しかし、コロナを耐え忍ぶことを通して、自分的には少なくとも次の8つの属性が身に着けられるんじゃないか、と期待している。逆に言えば、人生が順風満帆、すべて思い通り、願い通りに進んでいたら、なかなかこういうキャラクターにはなれないんじゃないかな。
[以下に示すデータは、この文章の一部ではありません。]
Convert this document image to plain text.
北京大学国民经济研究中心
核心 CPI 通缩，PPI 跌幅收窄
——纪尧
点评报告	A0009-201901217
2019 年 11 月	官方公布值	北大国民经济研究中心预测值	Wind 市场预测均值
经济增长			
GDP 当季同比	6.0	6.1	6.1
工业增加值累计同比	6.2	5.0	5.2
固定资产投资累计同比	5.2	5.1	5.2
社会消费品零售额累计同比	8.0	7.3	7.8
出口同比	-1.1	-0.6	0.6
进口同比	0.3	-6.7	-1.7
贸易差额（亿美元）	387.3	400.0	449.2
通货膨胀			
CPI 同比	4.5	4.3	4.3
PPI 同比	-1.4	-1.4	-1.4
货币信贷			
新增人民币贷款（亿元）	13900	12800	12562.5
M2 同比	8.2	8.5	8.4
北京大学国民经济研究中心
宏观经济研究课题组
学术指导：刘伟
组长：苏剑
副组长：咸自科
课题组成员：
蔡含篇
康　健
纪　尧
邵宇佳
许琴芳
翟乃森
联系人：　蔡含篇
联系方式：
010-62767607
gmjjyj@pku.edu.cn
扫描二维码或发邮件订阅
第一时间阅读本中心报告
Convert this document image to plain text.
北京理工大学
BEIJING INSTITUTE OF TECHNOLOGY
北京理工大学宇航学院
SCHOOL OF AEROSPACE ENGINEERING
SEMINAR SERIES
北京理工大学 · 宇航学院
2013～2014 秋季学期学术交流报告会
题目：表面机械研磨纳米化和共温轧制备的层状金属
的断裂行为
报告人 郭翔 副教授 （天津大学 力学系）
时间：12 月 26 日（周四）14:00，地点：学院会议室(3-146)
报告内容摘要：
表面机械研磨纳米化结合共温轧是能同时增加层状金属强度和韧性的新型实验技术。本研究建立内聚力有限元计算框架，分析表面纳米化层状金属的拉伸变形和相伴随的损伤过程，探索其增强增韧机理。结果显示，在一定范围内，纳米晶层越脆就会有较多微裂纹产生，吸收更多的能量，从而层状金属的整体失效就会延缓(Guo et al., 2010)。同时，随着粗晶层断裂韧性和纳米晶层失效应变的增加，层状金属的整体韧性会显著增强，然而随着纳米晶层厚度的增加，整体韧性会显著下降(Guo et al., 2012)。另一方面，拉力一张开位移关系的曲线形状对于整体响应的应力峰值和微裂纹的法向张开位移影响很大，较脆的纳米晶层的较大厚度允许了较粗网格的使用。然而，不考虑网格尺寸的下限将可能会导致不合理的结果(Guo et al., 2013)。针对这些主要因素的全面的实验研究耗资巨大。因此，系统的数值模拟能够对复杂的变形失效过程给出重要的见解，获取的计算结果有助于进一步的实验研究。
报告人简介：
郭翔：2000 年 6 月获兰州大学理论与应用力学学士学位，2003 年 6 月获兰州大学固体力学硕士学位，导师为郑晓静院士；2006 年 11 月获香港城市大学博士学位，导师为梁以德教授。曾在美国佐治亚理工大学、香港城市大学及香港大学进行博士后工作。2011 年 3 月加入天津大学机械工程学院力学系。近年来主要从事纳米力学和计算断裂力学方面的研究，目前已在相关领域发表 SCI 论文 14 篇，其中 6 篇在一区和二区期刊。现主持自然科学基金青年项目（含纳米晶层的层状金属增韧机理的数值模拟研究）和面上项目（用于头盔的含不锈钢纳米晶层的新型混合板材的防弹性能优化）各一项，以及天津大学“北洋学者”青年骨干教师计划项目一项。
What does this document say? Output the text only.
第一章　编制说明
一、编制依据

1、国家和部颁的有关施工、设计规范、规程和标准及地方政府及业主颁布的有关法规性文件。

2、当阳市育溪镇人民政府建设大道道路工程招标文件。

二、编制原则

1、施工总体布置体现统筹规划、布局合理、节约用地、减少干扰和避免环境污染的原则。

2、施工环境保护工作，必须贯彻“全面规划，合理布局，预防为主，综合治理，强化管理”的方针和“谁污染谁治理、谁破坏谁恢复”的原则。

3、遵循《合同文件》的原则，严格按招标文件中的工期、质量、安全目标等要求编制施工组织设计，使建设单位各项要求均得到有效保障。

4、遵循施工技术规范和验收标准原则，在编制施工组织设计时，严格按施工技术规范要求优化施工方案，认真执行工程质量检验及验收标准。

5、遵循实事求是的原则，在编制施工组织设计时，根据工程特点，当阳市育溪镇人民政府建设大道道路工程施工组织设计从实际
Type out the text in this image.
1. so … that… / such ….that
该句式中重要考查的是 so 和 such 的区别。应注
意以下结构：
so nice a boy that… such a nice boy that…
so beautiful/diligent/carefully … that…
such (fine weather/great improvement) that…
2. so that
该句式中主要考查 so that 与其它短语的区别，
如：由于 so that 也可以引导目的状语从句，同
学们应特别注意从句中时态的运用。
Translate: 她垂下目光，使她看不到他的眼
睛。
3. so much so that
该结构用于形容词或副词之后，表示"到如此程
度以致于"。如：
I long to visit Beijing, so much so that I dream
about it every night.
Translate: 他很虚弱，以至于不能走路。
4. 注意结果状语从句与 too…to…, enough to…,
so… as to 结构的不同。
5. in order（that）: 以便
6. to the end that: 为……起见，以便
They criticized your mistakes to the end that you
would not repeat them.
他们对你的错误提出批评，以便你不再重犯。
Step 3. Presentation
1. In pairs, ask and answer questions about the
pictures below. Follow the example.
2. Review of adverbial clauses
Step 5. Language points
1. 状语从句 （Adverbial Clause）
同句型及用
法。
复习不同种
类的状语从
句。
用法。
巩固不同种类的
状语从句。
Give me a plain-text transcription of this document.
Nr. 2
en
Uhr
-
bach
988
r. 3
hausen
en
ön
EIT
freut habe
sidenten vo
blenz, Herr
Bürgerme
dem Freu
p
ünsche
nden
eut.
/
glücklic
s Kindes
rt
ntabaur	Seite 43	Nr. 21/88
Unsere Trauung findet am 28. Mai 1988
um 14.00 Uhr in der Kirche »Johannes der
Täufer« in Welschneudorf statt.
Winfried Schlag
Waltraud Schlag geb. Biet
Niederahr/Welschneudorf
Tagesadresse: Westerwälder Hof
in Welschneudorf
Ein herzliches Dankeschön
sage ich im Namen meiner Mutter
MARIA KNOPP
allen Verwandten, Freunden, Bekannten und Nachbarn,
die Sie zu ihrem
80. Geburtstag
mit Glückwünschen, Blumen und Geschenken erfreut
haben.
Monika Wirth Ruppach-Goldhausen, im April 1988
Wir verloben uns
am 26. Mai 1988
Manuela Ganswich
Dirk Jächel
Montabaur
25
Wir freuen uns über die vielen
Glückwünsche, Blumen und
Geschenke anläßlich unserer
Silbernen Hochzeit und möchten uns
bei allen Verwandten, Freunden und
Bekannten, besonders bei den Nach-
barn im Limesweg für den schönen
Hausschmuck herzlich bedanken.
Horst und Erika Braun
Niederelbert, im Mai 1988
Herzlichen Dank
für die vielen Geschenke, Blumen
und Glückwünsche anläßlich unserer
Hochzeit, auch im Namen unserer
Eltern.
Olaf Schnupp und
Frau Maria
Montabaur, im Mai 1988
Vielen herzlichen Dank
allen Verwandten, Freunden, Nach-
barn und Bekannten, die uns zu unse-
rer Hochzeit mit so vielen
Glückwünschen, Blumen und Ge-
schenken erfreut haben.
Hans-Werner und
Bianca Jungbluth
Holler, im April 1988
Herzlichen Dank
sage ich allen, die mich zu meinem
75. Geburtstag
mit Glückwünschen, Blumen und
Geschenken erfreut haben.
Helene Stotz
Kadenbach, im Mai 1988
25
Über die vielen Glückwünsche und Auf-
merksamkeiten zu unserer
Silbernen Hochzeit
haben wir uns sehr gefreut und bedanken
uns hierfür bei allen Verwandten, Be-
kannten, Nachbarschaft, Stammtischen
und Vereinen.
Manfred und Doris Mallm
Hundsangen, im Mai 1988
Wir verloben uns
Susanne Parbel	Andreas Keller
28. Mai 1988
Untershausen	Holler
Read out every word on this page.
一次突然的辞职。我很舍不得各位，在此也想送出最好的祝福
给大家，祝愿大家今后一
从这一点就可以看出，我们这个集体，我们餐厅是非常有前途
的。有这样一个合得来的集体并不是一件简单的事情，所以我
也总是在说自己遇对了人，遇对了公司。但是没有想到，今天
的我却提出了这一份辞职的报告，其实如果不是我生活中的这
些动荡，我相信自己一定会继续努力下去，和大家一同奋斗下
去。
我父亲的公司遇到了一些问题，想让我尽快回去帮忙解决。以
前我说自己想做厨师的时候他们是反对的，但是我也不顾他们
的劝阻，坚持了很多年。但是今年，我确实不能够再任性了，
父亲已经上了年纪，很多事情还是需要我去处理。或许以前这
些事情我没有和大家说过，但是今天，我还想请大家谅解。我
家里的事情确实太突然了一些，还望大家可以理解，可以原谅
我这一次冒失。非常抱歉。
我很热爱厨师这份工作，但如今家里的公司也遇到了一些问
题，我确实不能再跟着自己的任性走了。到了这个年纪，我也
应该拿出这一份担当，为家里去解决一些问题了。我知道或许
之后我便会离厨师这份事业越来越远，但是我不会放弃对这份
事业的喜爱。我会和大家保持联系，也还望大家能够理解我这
● 計画どおりではない状態、コントロールのできない状況に耐えること。
● 人間は万能ではなく、限界のある存在であり、死ぬことと死を認識していること。
● 自分自身の遺言や葬儀のやり方を作成する勇気を持つこと。
● 解決できない問題を生きること、あるいはその問題と共生すること。
● 独りでおり、孤独や疎外されていることを耐えること。
● 退屈を耐えること。
● 無力を耐えること。
● 何々をする人より、何々である人になることに中心をおくこと。

註)
*1.  Cf. ペトロ 二3:9 使徒ペトロは、イエスの再臨(世界の終末)が遅延している理由を、神が「すべての人が悔い改めに進むことを望んでいるため」と説明している。
*2.  Cf. マタイ 6:13
*3.  ヴァルデマール・キッペス(Waldemar Kippes)は、NPO法人臨床パストラル教育研究センター理事長。文学博士。1930年ドイツ生まれ。1956年来日、鹿児島県にて司牧活動に従事。ラ・サール学園、鹿児島大学、上智大学、南山大学、アントニオ神学院講師を経て1995年久留米聖マリア学院短期大学教授。1976年より東京「いのちの電話」スーパーヴァイザー、1991年姫路聖マリア病院で臨床パストラルケア教育の指導、1998年臨床パストラルケア教育研修センター所長、2007年よりNPO法人臨床パストラル教育研究センター理事長。
*4.  ヴァルデマール・キッペス『スピリチュアルケア』サンパウロ、pp.182-185.